"Not very much" means a barely perceptable difference in signal quality when
used with a standard portable shortwave radio, if any perceptablel
difference at all. At any freq in the shortwave spectrum, but mainly from
approximately 6 MHz to 12 MHz. The commercial product I was copying is
supposed to help pull in weak signals, but I have heard it doesn't do this
very impressively, so suspected the schematic I was working with was just
not designed very well. Makes use of two N-channel JFETs and a UHF high
speed switch, but left a lot to be desired on my part. I added a
Q-multiplier taken from Joe Carr's Practical Antenna Handbook, which
improved things, but I'm still not satisfied as I want it to work with the
on-board whip as well as it does with the 110' longwire antenna I currently
use it with. I am guessing I need another 20 or 30 db out of it, at least.
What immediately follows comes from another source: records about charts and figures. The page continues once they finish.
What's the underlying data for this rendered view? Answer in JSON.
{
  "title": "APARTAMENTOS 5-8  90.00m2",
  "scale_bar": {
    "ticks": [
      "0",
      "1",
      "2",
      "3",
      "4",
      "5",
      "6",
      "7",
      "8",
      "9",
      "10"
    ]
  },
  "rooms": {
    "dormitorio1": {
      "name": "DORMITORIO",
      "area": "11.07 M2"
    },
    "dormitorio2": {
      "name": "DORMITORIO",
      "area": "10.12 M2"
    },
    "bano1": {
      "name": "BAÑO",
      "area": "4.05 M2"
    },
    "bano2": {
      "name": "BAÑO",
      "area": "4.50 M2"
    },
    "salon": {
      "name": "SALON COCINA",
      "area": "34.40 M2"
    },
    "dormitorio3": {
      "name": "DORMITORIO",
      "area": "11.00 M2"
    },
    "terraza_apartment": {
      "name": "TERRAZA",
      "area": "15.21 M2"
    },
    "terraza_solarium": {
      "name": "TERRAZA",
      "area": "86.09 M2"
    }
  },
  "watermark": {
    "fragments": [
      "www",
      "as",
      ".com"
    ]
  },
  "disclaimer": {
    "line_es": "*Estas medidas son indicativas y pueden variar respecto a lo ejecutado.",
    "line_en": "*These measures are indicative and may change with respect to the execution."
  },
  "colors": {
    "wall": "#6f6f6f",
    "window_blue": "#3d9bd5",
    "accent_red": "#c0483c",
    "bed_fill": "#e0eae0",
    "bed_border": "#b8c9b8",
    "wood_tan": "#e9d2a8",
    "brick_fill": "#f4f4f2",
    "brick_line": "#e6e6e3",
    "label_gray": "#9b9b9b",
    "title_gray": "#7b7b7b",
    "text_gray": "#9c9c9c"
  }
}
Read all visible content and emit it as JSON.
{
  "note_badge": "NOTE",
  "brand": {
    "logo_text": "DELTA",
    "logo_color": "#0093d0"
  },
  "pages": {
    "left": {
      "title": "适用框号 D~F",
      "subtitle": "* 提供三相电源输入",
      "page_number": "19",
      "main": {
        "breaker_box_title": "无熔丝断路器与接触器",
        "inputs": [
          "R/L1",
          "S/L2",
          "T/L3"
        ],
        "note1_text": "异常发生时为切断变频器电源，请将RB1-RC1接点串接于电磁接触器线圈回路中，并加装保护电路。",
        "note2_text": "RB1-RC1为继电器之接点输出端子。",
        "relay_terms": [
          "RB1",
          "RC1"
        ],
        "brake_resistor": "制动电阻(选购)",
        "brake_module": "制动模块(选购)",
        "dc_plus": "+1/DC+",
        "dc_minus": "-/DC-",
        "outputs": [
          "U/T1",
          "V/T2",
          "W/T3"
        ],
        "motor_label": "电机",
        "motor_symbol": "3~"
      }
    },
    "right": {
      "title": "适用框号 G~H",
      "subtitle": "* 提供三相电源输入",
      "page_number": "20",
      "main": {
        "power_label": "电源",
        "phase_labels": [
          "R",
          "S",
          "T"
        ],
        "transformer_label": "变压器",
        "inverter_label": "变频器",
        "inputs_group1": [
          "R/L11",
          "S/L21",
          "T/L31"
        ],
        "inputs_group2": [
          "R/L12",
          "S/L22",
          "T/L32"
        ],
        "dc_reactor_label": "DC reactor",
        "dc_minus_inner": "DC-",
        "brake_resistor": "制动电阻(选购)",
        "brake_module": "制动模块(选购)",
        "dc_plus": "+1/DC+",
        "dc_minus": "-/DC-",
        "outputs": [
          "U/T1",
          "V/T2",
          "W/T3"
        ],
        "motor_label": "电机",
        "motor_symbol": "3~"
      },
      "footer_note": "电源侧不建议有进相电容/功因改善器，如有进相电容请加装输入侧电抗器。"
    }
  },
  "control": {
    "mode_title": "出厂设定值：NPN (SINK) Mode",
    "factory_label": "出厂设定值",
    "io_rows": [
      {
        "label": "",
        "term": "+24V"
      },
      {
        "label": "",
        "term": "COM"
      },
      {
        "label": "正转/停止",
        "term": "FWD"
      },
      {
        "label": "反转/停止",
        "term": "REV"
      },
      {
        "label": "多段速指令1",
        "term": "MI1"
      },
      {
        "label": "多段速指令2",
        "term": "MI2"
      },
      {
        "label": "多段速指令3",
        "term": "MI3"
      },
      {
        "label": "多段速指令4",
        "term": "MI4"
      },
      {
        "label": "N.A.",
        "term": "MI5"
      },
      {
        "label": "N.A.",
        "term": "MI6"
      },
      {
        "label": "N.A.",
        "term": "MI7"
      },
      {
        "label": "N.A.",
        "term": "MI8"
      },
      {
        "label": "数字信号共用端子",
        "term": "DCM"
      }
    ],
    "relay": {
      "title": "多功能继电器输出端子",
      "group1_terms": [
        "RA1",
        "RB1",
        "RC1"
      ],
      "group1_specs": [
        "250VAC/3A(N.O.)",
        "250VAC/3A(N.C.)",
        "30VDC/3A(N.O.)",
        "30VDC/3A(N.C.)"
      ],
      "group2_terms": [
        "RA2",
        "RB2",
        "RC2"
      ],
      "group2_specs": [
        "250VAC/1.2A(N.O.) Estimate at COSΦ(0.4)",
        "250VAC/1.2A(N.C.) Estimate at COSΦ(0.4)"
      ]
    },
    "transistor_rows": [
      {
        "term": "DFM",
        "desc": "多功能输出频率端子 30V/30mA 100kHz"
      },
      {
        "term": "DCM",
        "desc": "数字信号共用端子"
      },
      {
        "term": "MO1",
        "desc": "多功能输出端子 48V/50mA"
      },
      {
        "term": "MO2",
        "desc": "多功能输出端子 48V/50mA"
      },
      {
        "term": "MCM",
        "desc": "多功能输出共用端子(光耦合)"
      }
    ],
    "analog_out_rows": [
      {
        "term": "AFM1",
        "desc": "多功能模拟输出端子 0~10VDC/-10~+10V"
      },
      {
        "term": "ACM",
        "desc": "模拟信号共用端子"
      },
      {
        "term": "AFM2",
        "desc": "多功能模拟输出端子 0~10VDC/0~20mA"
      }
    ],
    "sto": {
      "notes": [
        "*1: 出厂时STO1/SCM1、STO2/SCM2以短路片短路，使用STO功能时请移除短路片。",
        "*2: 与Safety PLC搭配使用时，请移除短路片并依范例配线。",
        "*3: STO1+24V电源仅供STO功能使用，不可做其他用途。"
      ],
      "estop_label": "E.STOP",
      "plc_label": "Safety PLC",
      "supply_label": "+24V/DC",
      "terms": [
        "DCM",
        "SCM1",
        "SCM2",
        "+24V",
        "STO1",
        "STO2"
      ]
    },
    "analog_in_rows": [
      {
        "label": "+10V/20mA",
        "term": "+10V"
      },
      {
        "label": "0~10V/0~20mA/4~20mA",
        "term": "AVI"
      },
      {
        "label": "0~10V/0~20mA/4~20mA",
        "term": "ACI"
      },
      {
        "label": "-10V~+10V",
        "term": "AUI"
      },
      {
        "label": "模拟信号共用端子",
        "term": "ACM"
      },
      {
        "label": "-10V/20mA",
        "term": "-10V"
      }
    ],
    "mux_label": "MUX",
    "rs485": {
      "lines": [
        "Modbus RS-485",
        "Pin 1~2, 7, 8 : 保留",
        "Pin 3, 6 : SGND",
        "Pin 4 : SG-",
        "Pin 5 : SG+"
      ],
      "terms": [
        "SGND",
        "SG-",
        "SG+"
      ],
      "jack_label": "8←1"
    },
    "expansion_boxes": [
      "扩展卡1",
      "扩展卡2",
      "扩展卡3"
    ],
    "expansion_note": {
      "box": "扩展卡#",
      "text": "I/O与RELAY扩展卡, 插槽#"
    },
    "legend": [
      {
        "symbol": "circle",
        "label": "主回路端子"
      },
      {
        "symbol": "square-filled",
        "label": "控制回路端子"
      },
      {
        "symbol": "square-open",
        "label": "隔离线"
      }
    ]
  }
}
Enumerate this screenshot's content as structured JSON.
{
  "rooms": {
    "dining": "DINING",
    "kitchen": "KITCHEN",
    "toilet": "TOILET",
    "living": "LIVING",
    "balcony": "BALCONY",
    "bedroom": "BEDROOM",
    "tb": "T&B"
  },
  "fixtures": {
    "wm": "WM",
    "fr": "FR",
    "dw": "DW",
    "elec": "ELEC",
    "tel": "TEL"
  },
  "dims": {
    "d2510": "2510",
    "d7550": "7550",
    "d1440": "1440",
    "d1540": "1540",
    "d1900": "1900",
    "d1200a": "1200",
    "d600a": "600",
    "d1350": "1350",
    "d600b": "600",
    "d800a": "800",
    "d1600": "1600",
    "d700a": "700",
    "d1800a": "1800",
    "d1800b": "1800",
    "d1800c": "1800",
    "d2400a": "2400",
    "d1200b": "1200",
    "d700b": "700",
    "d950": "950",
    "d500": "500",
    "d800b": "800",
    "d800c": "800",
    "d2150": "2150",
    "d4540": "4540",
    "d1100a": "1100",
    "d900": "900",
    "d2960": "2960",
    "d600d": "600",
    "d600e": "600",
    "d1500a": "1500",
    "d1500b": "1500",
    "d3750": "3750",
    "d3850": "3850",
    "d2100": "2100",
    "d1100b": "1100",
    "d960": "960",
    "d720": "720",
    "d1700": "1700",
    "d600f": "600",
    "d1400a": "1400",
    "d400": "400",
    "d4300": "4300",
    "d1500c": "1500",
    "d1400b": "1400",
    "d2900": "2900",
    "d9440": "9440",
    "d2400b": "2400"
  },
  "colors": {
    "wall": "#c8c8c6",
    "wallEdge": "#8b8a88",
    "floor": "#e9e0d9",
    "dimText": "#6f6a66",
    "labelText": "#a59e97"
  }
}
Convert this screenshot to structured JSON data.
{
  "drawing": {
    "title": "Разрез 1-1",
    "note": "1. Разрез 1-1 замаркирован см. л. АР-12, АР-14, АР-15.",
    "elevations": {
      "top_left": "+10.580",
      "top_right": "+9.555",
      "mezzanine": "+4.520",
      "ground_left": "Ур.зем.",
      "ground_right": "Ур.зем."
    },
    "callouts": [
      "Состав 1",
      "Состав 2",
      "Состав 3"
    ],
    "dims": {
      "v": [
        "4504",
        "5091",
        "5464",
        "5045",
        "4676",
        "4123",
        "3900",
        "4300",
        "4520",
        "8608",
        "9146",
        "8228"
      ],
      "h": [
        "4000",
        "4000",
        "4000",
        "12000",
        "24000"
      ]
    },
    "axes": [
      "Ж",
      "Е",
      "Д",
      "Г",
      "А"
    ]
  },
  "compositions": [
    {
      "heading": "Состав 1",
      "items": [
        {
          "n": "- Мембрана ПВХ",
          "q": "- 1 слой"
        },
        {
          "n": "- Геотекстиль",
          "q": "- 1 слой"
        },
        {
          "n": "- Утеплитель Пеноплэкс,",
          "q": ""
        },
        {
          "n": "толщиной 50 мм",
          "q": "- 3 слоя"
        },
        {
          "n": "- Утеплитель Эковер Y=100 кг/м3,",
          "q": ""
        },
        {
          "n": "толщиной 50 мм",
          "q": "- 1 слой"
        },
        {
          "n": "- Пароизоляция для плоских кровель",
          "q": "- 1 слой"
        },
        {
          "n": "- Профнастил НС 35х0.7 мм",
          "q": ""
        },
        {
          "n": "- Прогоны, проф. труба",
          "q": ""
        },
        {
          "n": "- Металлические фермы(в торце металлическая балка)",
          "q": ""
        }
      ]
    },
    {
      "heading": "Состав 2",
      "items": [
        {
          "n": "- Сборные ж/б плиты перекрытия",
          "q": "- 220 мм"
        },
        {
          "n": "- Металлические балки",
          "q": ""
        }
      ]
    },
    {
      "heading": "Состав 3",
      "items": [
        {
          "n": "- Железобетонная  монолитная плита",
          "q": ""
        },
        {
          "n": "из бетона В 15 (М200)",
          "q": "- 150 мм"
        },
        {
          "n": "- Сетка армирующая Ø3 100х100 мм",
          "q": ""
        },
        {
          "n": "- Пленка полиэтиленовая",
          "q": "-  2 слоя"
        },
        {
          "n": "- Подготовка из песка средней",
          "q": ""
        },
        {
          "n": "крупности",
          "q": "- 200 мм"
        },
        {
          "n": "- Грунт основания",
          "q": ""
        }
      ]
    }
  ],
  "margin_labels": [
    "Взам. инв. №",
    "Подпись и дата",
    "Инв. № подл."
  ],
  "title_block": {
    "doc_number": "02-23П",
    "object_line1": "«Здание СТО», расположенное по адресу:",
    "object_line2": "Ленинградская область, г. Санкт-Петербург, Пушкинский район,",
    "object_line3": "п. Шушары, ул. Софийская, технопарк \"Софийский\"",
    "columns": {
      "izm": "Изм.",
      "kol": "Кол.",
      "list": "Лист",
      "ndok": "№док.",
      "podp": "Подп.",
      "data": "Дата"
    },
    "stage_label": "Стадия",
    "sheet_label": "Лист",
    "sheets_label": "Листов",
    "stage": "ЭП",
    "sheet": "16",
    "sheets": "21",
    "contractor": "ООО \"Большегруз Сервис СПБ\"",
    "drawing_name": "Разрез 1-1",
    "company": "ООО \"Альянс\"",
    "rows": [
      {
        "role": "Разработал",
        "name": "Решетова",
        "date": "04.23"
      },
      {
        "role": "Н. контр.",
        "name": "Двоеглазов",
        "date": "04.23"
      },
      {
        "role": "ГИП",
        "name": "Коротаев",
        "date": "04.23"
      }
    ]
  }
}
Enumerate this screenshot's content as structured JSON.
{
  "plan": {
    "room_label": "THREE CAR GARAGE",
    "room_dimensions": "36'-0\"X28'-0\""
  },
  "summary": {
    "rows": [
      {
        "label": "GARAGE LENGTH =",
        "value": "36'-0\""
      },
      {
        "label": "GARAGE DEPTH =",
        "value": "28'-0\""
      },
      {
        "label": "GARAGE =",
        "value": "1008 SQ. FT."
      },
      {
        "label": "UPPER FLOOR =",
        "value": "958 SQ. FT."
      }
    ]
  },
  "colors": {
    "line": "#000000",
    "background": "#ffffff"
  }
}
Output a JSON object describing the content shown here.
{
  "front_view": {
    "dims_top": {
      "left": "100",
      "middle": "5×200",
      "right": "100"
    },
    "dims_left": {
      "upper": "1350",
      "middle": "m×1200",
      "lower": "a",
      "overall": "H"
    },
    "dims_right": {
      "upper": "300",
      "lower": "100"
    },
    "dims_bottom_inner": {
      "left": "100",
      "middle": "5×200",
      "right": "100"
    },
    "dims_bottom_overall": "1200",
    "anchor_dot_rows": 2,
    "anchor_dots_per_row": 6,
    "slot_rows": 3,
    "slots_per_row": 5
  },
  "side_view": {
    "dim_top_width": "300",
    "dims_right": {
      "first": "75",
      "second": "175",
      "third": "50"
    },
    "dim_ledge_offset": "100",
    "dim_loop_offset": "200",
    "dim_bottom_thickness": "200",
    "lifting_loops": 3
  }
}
I am still fairly new to RF however, so it goes slowly.
Connecting a preamp directly to a receiver will not have a usefull
effect at all unless the preamp has a lower noise figure than the
front end
of the receiver. The noise figure, not the gain, is usually the
limiting factor.
When the preamp does have a usfull effect you will only notice
an increase in signal quality when the received signal would be
near the noise floor of the receiver without the preamp.
Shortwave is noisy, when listening to a signal that stronger than
about
10dB more than the sensitity figure of your receiver you will not
get any improvement from a preamp.
If connecting a preamp directly to a shortwave receiver has a
significant
effect it generally means that your receiver is deaf.
Preamps are usefull where there is significant loss in the cable
between the antenna and the receiver but only if the preamp is
at the antenna, not at the receiver.
Adding 30dB of wideband gain is unlikely to have a usefull effect. It
is likely to overload your receiver and produce lots
of noise due to intermodulation and harmonics when you
drive the receiver into nonlinearity.